Fabulous post and I think you raise some very important issues that we in the West/developed world/however you wish to describe it need to address. I believe it to be a part of the societal/familial breakdown we see happening all around us and wonder whether a new political viewpoint needs to arise to take all of this in to account.

Perhaps the standard models of the last hundred years have had their way time as the dominant political views too long?

Maybe we crafty bloggers are actually well positioned to start a ball rolling. Move over Marxism, Feminism and the Patriachy the slow, gentle movement is rising.

It is a long comment but you posed such a fabulous question. Thanks.

Heather said...

Beautifully written! It takes a real woman to admit that she wants to take care of a home and family. I hear so many women complain about HAVING to work. How they long to stay at home with their kids, but they (husband and wife) aren't willing to give up $1000 a month car payments, twice yearly tropical vacations or the custom built home in the suburbs. We can't have it all, but we can find a balance that works and make peace with it.

Oh yeah - that marshmallow recipe is the ONLY one that's ever worked for me. It's the best. I made some a couple months ago with almond extract. YUM!

jessie said...

This is a great point.

My theory has always been that women can have it all, but probably not all at the same time. (And now, after having been in the child-rearing mode for 16 years, I'm finally seeing that there will be time for earning money. I knew it!)

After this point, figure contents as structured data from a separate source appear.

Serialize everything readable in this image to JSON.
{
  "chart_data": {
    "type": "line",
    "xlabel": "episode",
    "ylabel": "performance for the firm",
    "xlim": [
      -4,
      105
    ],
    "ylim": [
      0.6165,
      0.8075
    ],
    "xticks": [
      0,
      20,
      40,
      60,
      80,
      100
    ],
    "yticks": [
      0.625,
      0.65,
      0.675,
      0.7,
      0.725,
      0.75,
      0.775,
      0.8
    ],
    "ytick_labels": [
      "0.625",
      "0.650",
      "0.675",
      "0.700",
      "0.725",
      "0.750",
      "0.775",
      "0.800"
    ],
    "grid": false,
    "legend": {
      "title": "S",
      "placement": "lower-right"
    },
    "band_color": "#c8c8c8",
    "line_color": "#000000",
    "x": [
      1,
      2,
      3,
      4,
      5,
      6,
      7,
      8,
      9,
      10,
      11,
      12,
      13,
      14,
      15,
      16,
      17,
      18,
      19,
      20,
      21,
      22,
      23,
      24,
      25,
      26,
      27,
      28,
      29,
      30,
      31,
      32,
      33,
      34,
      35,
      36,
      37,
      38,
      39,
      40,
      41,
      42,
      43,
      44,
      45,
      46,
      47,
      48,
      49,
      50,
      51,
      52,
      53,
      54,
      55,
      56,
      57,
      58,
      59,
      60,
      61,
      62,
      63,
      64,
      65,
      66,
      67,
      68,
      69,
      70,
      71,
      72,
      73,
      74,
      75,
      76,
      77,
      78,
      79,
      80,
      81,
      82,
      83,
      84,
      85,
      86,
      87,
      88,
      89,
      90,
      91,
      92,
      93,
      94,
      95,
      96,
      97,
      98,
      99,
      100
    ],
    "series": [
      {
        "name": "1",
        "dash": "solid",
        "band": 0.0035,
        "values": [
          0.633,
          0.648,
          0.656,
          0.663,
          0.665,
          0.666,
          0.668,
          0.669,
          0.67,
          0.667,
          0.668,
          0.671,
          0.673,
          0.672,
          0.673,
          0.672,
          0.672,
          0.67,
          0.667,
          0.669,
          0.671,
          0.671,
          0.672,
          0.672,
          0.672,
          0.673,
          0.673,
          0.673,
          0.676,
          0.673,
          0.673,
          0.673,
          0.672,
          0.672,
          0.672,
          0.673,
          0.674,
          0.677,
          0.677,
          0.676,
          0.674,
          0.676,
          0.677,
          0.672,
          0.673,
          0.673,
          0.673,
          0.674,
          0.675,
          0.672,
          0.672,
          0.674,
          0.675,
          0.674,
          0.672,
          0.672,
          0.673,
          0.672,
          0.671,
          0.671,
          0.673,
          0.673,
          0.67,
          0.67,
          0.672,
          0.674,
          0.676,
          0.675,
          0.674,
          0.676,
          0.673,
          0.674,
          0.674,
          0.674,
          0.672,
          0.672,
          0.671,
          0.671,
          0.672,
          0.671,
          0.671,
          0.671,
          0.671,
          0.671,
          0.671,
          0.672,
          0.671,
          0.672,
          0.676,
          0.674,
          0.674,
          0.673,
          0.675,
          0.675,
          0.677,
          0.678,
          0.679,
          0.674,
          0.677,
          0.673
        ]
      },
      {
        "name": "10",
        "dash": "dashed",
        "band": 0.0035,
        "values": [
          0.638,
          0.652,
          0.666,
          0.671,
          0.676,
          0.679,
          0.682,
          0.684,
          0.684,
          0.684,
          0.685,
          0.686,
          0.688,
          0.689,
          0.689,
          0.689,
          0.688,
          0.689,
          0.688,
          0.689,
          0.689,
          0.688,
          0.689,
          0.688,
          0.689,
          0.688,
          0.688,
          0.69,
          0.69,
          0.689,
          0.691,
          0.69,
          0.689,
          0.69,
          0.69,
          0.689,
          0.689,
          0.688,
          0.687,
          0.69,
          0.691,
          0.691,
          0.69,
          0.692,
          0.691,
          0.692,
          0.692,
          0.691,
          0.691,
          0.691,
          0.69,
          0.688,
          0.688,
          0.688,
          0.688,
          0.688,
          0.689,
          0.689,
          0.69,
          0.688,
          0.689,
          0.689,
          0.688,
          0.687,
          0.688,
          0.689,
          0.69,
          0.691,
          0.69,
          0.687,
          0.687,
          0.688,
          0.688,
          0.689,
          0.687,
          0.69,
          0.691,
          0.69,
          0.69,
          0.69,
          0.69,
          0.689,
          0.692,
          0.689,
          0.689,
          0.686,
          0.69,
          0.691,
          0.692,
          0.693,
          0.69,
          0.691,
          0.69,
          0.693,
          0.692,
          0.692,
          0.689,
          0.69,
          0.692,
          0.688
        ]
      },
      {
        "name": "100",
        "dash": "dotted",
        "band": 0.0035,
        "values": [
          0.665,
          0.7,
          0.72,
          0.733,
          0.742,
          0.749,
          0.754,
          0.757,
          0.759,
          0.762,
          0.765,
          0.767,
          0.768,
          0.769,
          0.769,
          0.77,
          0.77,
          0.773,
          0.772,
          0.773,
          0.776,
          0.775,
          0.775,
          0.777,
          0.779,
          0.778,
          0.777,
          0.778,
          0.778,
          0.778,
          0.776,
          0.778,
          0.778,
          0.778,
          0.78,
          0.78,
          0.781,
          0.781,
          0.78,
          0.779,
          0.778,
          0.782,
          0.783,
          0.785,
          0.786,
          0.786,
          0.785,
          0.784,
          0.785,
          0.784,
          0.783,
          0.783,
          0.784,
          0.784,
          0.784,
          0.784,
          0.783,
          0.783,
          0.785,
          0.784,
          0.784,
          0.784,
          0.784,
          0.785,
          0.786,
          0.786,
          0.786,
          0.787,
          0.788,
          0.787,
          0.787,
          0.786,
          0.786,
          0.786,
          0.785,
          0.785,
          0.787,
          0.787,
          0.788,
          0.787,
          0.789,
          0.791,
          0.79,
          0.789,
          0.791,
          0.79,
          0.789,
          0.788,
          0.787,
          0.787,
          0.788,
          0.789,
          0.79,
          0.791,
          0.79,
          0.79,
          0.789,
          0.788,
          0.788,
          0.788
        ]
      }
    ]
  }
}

Sometimes I feel spoiled because I have been able to pursue certain interests that don't support the family (writing, dyeing yarn) because my husband pays the bills. On the other hand, I work just as hard as he does, in other ways, and together we are able to run a home, a business, and a family. It's not a glamorous life but I wouldn't trade it for anything.

Somehow I have never felt like I am less successful because I haven't chosen a career path, but that's because I'm living the life I always imagined and it works for me. It wouldn't work for every woman.